K2
- Broadcast area: Italy
- Headquarters: Rome

Programming
- Language: Italian
- Picture format: 1080i HDTV

Ownership
- Owner: Jetix Italy S.r.l. (2004–2009) Switchover Media (2009–2013) Discovery Italia (2013–2022) Warner Bros. Discovery EMEA (2022–2026) Boing S.p.A. (2026–present)
- Sister channels: Boomerang Boing Cartoonito Cartoon Network Discovery Discovery Turbo DMAX Food Network Frisbee Giallo HGTV Nove Real Time

History
- Launched: 1 October 2004; 21 years ago (block) 15 June 2009; 17 years ago (channel)
- Replaced: Fox Kids (Block)
- Former names: K-2 (Block)

Links
- Website: wbditalia.com/k2

Availability

Terrestrial
- Digital terrestrial television: Channel 41

Streaming media
- Discovery+: K2

= K2 (TV channel) =

Italian children's television channel

K2 is an Italian free-to-air television channel owned by Boing SpA, a division of Warner Bros. Discovery and Mediaset for children between 4 and 14 years of age. Its registered office is in Rome. It launched on 1 October 2004 as a syndicated television strand.

==History==
===Background===
The channel's origins trace back to a July 2001 decision by Fox Kids Europe to launch a block for thirteen regional television stations, broadcasting for one hour a day (6-7pm) from 1 September of that year.

===As a syndication block===
K2 was launched on 1 October 2004 as an analogue-based block from 5pm to 7pm, which was syndicated in other Italian regional television stations, replacing Fox Kids in the process during its rebrand into Jetix. In 2009, it was launched as its own digital terrestrial television channel.

===Becoming a real channel===
Due to Disney's decision to rebrand the Jetix Europe operation under the Disney XD brand umbrella, the Italian subsidiary of Jetix Europe, Jetix Italy S.r.l., bought the Italian Jetix network, renamed itself as Switchover Media, agreed to let the Jetix Italy channel rebrand itself to Disney XD Italy, and purchased K-2 and GXT from Jetix Europe in June 2009.

In this period 2 channels popped up, K2 Extra and K2 Plus, however, they were just copies of the original channel and were removed in December 2012.

===Under Discovery/WBD===
With the acquisition of Switchover Media in January 2013 by Discovery Communications, K2 began to be managed by Discovery EMEA.

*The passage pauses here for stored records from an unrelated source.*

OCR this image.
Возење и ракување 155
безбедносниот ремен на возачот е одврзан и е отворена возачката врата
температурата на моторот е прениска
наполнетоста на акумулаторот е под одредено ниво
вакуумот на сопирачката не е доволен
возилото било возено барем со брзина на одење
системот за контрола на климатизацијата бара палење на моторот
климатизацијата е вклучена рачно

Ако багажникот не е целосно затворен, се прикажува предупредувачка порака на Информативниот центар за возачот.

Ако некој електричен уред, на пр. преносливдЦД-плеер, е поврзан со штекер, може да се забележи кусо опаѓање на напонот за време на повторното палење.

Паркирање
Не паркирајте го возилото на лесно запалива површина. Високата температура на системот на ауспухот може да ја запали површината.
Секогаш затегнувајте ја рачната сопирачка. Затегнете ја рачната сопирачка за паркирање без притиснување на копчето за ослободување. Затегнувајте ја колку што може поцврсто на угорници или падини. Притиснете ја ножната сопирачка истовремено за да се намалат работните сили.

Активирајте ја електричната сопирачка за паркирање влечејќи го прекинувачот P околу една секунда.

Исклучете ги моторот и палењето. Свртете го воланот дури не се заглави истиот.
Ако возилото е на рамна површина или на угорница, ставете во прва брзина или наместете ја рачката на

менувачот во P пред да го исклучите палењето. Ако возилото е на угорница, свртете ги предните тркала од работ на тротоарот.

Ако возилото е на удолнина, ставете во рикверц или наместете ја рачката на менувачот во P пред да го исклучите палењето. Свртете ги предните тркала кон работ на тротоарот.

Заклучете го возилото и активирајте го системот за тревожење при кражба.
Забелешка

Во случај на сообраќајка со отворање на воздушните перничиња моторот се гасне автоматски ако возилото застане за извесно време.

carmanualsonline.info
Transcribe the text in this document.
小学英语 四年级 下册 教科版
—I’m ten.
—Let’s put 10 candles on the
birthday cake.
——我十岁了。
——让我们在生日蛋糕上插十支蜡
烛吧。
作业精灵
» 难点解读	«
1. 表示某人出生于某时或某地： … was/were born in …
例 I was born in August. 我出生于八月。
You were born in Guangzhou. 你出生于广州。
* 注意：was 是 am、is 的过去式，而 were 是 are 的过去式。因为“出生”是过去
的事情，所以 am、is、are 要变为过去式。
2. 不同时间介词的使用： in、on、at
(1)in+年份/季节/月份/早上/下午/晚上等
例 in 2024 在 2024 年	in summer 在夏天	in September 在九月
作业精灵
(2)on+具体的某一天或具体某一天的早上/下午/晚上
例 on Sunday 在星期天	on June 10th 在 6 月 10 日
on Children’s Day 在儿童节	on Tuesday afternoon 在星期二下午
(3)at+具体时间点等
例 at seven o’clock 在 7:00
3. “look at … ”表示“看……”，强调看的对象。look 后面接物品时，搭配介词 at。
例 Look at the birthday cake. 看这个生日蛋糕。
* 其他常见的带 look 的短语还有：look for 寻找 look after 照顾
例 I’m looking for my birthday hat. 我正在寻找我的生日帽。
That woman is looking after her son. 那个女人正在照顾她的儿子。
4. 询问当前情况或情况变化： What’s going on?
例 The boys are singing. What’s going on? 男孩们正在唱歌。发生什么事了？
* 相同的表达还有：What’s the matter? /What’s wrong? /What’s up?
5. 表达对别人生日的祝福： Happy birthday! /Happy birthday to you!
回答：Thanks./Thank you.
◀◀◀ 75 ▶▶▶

On 17 May 2021 AT&T and Discovery, Inc. reached a definitive Reverse Morris Trust agreement, in which WarnerMedia would spin out from AT&T as an independent company that in turn will acquire Discovery's assets. The $43-billion cash/securities/stock transaction, which will include the retention of certain existing WarnerMedia debt, is expected to be finalized by 8 April 2022. Upon completion, K2 and all other assets of Discovery would be combined with the WarnerMedia assets (such as Adult Swim, Boomerang, Cartoon Network, HBO, Cinemax, CNN and more). AT&T shareholders will own 71% of the company's stock and Discovery shareholders will own the remaining 29% share; Discovery President/CEO David Zaslav will be appointed to head the new company, replacing WarnerMedia CEO Jason Kilar.

In April 2022, the merger between WarnerMedia and Discovery, Inc. was completed, forming Warner Bros. Discovery, and K2 was transferred to Warner Bros. Discovery EMEA as part of it.

Starting in July 2026, the channel, alongside Frisbee became part of Boing SpA, a joint venture between WBD and Mediaset.

== Programs ==
The channel is aimed for 4-14-year-olds, airing mostly children's shows like Alvinnn!!! and the Chipmunks, Oggy and the Cockroaches, Zig & Sharko and Total DramaRama. During 10:00pm and 1:00am, along with its sister channel Frisbee, it airs a block called Family Club, with educational shows taken from Discovery's other channels, like How It's Made and How Do They Do It?. During the night instead, it airs recent French shows taken off from the daily schedule, such as The Daltons and Mr. Magoo. On weekends, it airs Pokémon marathons and Total Drama. Whenever movies are aired (mostly on Mondays), they're repeated on Saturday at 1.00pm and Sunday at 9.00am.

==Movies==
From 2011 to 2013, the channel broadcast movies from the pre-2004 Metro-Goldwyn-Mayer library and DIC Entertainment and then from 2014 to 2021 movies from DreamWorks Animation and Universal Pictures.

== Advertising ==
The channel's current advertising is managed by PRS Media Group.